Fourth Sunday of Lent Year C Laetare Sunday
Rose Sunday or Laetare Sunday will be very different this year in Rome. Since Benedict XVI is no longer Pope, there will be no one to send a Golden Rose to Catholic kings and presidents. There is not quite the same reason to rejoice as in recent years, for now we await the election of a new Holy Father to shepherd the Church. The Conclave to elect a new pope will begin on Tuesday 12th March and we pray for the election as we will pray for the man elected. On this fourth Sunday of Lent the focus of our readings for the liturgy is on coming back home and this is also about the Lenten season. The gospel reading is the story of the prodigal son which is about coming back to the Father. The story tells us about son who asked and got his inheritance and then where he squandered his money on a life of debauchery. Then after a period in the wilderness of having little or nothing and recognising the error of his ways the son decides to return to his Father. The father welcomes back the return of his younger son with great extravagance. The contrasting attitude of the elder son is the main message of the parable, which is told for those who contest Jesus’ welcoming attitude to sinners (15:1-3). Perhaps the elder son has a reasonable grievance. Did the father never show gratitude to him for his commitment, his ‘slaving’? The words of the father to this elder son are truly healing words: ‘My son, you are with me always and all I have is yours.’ The elder brother is of course a type for ourselves. He had absolutely no sympathy for his brother. Had he had the opportunity, he would have tarred and feathered his younger brother. He would then have run him off the property on a rail. But his sibling’s misadventures cost him nothing. As the elder brother, two thirds of his father’s estate was legally his. His money was safe and protected.His brother had wasted the third of the estate that was rightfully his own by law. Notice too the older brother had an ugly mindset. It was he who suggested that his brother had spent his inheritance on fast women and slow horses.

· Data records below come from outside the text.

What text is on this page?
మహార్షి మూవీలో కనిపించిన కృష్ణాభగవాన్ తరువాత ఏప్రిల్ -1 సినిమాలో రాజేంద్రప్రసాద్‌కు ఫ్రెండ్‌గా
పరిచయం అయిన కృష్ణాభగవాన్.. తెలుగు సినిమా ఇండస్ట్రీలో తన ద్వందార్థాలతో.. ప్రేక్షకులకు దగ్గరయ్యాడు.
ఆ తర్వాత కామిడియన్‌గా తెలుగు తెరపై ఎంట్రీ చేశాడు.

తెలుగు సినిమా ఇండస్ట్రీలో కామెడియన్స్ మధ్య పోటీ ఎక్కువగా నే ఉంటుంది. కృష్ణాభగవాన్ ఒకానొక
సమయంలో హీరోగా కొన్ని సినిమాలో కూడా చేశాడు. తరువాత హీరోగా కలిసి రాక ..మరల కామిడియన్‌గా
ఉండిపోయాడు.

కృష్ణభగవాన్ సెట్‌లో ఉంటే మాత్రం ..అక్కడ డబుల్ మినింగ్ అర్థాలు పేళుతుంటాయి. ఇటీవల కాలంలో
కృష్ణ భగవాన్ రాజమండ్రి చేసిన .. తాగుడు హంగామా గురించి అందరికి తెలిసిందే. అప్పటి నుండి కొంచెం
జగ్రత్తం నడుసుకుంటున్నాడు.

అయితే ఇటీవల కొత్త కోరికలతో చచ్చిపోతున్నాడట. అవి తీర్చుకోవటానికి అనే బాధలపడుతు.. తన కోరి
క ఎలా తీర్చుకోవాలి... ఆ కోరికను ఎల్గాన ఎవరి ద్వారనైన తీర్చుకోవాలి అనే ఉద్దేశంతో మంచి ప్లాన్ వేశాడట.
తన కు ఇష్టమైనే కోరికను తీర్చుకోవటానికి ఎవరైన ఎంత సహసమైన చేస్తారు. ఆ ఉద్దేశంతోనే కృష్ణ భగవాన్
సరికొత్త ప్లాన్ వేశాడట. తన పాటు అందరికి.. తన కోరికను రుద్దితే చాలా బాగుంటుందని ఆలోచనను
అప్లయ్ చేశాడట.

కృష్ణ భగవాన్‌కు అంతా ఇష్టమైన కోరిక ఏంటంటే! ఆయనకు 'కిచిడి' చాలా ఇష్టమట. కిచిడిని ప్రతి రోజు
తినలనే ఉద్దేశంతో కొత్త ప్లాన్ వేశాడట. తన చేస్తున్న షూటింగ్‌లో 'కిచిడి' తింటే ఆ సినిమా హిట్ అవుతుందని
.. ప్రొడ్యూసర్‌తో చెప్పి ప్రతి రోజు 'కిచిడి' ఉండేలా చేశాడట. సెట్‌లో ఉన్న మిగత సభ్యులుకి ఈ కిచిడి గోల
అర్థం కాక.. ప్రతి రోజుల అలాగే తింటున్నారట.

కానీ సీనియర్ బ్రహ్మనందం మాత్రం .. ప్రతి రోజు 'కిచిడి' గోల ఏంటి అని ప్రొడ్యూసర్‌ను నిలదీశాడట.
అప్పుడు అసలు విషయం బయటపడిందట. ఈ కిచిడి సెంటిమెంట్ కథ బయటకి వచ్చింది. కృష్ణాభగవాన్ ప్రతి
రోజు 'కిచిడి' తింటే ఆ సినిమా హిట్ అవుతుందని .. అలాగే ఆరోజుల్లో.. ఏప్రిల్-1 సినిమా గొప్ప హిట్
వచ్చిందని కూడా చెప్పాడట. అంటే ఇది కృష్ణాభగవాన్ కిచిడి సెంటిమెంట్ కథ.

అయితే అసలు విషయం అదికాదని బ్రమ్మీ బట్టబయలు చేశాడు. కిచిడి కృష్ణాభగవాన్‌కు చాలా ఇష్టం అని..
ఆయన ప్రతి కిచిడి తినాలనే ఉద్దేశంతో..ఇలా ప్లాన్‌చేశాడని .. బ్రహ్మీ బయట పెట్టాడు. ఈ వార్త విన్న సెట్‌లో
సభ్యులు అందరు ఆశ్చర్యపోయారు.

The Master then is telling us that God will forgive even the worst rogue among us unconditionally. All we have to do is start walking back to God. Like the prodigal son, our motives may not be the purest. Nor do we have to even finish the journey. God is quite willing to meet us before our trip is finished as the saying goes he will come to meet us half way along the road. He will bring us to honours which we humanly speaking do not deserve. Obviously God merits the label “this tremendous lover.No sacred book other than the Bible proclaims the love of God or a god for his people and then Jesus the only Son of the Father came. His whole life was a statement of Love, love for the Father, love for us. His death was a proclamation of this love. “Is this enough for you?” he asks the mystic Julian of Norwich. He was saying, “If you need more, I will do more.” Of course, it is enough. We live under the mercy of God, under the compassion of God. We live in the Love of Jesus Christ.
The parable of the Prodigal Son, Forgiving Father or Elder Brother, is calling us to reflect on the depth of our own commitment to the Lord, and our own determination to live His Love. Nothing is too much to offer. Such is God’s delight at the return of a sinner.